Right now, both see conservatives as their biggest threat, not Barack Obama. Why? Because while Barack Obama maintains the White House, John Boehner and Mitch McConnell maintain their positions of power. They exist for power, not for vision. The visions they articulate are routinely backpedaled. Remember the pledge to nowhere the House Republicans concocted in 2010 as a second coming of the Contract With America? Within two months of returning to the majority they’d already ditched their pledge faster than a frat boy fleeing a one night stand. Only conservatives wish to hold them accountable for their breach of trust, thus conservatives are the threat.

The very same Republican leadership who paved the way for the rise of the Democrats in 2006 through moral opaqueness on the role of government in the lives of Americans now seek to shut up and shut out the conservatives who continue to loudly point out that the size and scope of the federal leviathan has grown too unwieldy.

I joined the Republican Party in 1964 and voted for Barry Goldwater, a man ahead of his times. The Republican Party was not what it should have been for years after the Goldwater nomination for President and his loss.

Finally it appeared the Republican Party got its act together with Ronald Reagan. We had eight very good years. The economy was so strong even Clinton could not undo it during his eight years. Then it was downhill again.

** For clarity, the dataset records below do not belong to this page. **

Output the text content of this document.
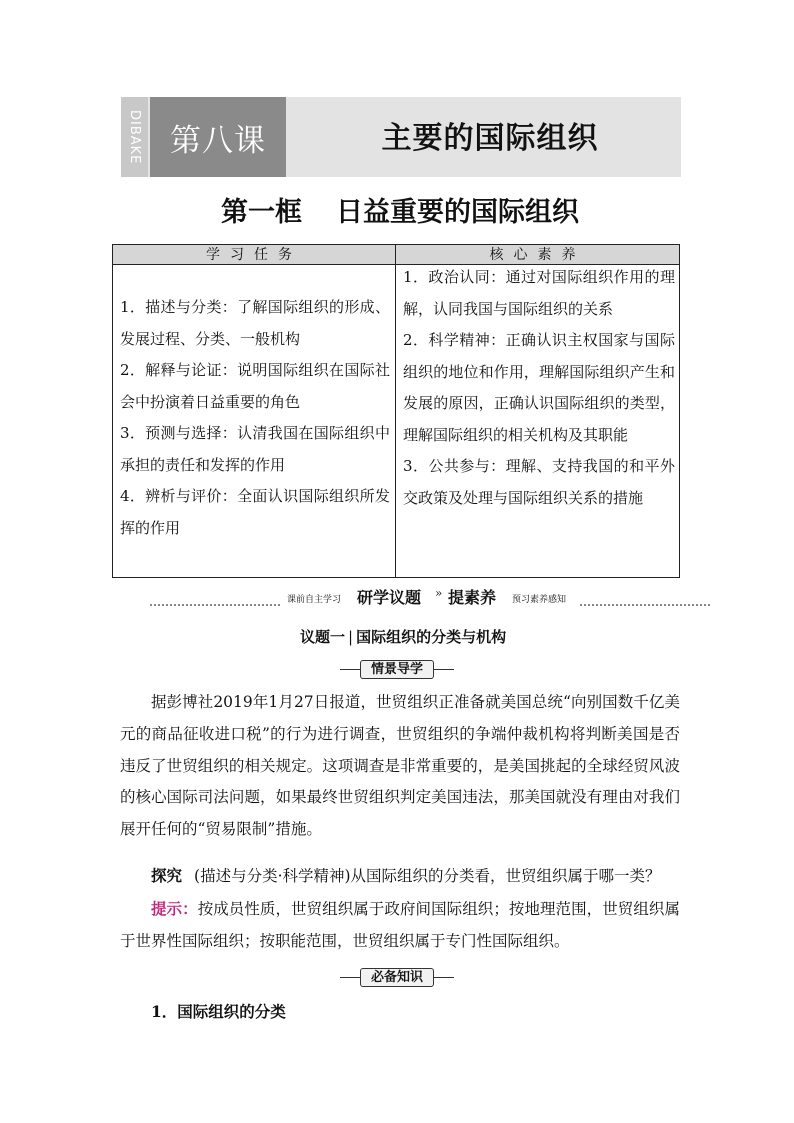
DIBAKE 第八课	主要的国际组织
第一框 日益重要的国际组织
学习任务	核心素养

1．描述与分类：了解国际组织的形成、发展过程、分类、一般机构

2．解释与论证：说明国际组织在国际社会中扮演着日益重要的角色

3．预测与选择：认清我国在国际组织中承担的责任和发挥的作用

4．辨析与评价：全面认识国际组织所发挥的作用

1．政治认同：通过对国际组织作用的理解，认同我国与国际组织的关系

2．科学精神：正确认识主权国家与国际组织的地位和作用，理解国际组织产生和发展的原因，正确认识国际组织的类型，理解国际组织的相关机构及其职能

3．公共参与：理解、支持我国的和平外交政策及处理与国际组织关系的措施

课前自主学习 研学议题 » 提素养 预习素养感知
议题一 | 国际组织的分类与机构
情景导学

据彭博社2019年1月27日报道，世贸组织正准备就美国总统“向别国数千亿美元的商品征收进口税”的行为进行调查，世贸组织的争端仲裁机构将判断美国是否违反了世贸组织的相关规定。这项调查是非常重要的，是美国挑起的全球经贸风波的核心国际司法问题，如果最终世贸组织判定美国违法，那美国就没有理由对我们展开任何的“贸易限制”措施。

探究 (描述与分类·科学精神)从国际组织的分类看，世贸组织属于哪一类？

提示：按成员性质，世贸组织属于政府间国际组织；按地理范围，世贸组织属于世界性国际组织；按职能范围，世贸组织属于专门性国际组织。

必备知识
1．国际组织的分类
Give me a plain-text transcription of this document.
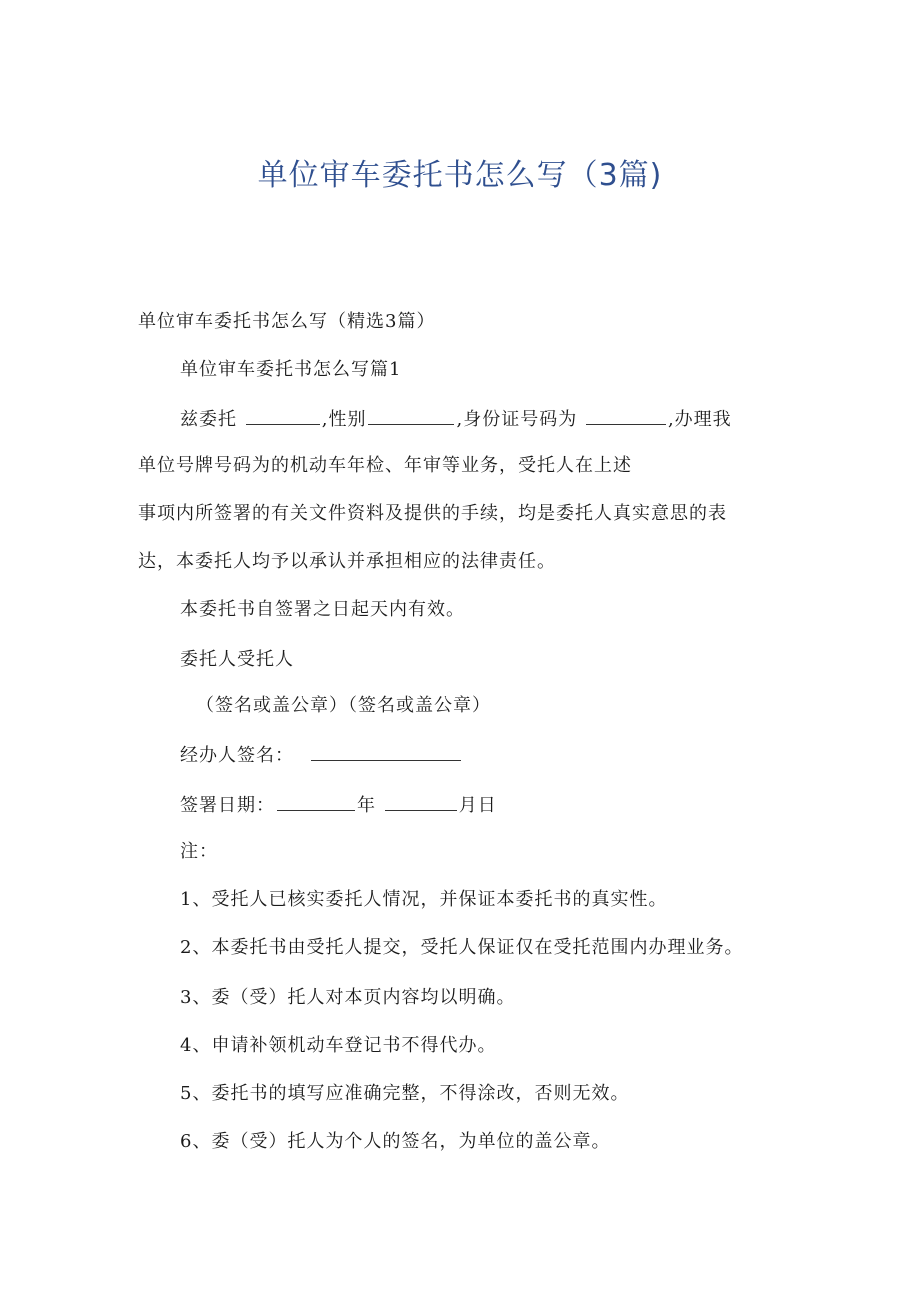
单位审车委托书怎么写（3篇)
单位审车委托书怎么写（精选3篇）
单位审车委托书怎么写篇1
兹委托	,性别	,身份证号码为	,办理我
单位号牌号码为的机动车年检、年审等业务，受托人在上述
事项内所签署的有关文件资料及提供的手续，均是委托人真实意思的表
达，本委托人均予以承认并承担相应的法律责任。
本委托书自签署之日起天内有效。
委托人受托人
（签名或盖公章）（签名或盖公章）
经办人签名：
签署日期：	年	月日
注：
1、受托人已核实委托人情况，并保证本委托书的真实性。
2、本委托书由受托人提交，受托人保证仅在受托范围内办理业务。
3、委（受）托人对本页内容均以明确。
4、申请补领机动车登记书不得代办。
5、委托书的填写应准确完整，不得涂改，否则无效。
6、委（受）托人为个人的签名，为单位的盖公章。
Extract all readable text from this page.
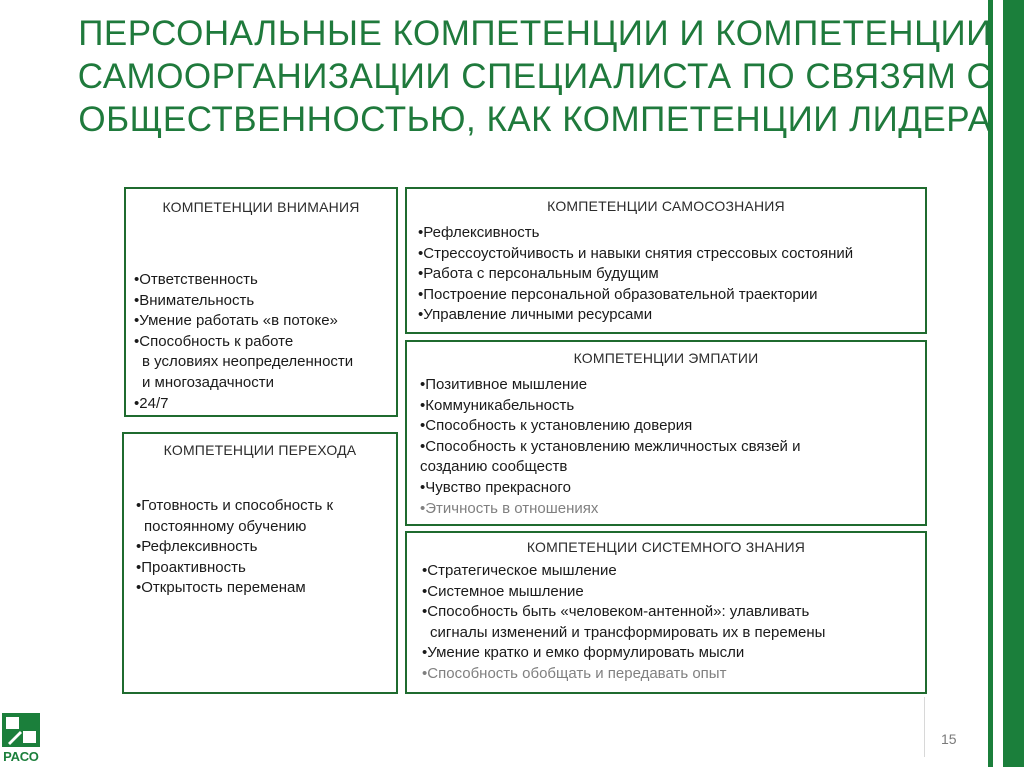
ПЕРСОНАЛЬНЫЕ КОМПЕТЕНЦИИ И КОМПЕТЕНЦИИ
САМООРГАНИЗАЦИИ СПЕЦИАЛИСТА ПО СВЯЗЯМ С
ОБЩЕСТВЕННОСТЬЮ, КАК КОМПЕТЕНЦИИ ЛИДЕРА
КОМПЕТЕНЦИИ ВНИМАНИЯ
• Ответственность
• Внимательность
• Умение работать «в потоке»
• Способность к работе
в условиях неопределенности
и многозадачности
• 24/7
КОМПЕТЕНЦИИ ПЕРЕХОДА
• Готовность и способность к
постоянному обучению
• Рефлексивность
• Проактивность
• Открытость переменам
КОМПЕТЕНЦИИ САМОСОЗНАНИЯ
• Рефлексивность
• Стрессоустойчивость и навыки снятия стрессовых состояний
• Работа с персональным будущим
• Построение персональной образовательной траектории
• Управление личными ресурсами
КОМПЕТЕНЦИИ ЭМПАТИИ
• Позитивное мышление
• Коммуникабельность
• Способность к установлению доверия
• Способность к установлению межличностых связей и
созданию сообществ
• Чувство прекрасного
• Этичность в отношениях
КОМПЕТЕНЦИИ СИСТЕМНОГО ЗНАНИЯ
• Стратегическое мышление
• Системное мышление
• Способность быть «человеком-антенной»: улавливать
сигналы изменений и трансформировать их в перемены
• Умение кратко и емко формулировать мысли
• Способность обобщать и передавать опыт
РАСО
15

In 2005 I quit the Republican Party and became unaffiliated and dabbled with the Libertarian Party. After Obama was elected I was convinced to rejoin in 2008, shortly after his inauguration, and really got involved, close to a full time unpaid volunteer for the tea party grassroots movement and the Republican Party internal politics.

We appeared to have momentum in our favor with our wins in 2010. We, a bunch of amateurs, did not have the Republican institutional establishment professional politicians and operatives as allies. They were our enemies and we had an uneasy alliance with them and yet I did not realize how much they rejected us as part of the process until now.

Now, here we are, could not get a grassroots candidate nominated for President, lost ground at the state and local levels, lost the Colorado House, failed to get some grassroots Congressmen re-elected, and had to live with a presidential candidate many of us did not support in the primaries but choked it down anyway and worked hard on his behalf.

In two years the odds of keeping the Colorado State Attorney General’s office, the Colorado Secretary of State and the Colorado State Treasurer may be dismal. If the Democrats succeed in taking those three offices the transition of Colorado to a socialist state (think California) will be complete and nearly perfect.

Look what we have. The big dogs in the Republican Party are having a discussion on moving to the left of center, far left, not just a tad. NO, NO, UNACCEPTABLE. If they do, that will for sure end any alliances we grassroots common, hardworking citizens have with them.

I do not blame myself or any grassroots Constitutional conservative libertarian Republicans. I blame the institutional establishment old line Republicans for being ready, willing and able to destroy the Republican Party so they could destroy us and teach us a lesson. It was a political suicide bombing of the Republican Party by Republicans with them destroying themselves to destroy us.

Now what? Quit? Never, ever quit, just figure out another strategy even if it does not include the Republican Party or mainstream politics. I predict many of us who placed everything political in working within the Republican Party are going to transition and morph into something different, what that is I do not know but it will not be the same old politics. It may be peaceful, it may not. We will see. I know I will not again make the same mistakes twice.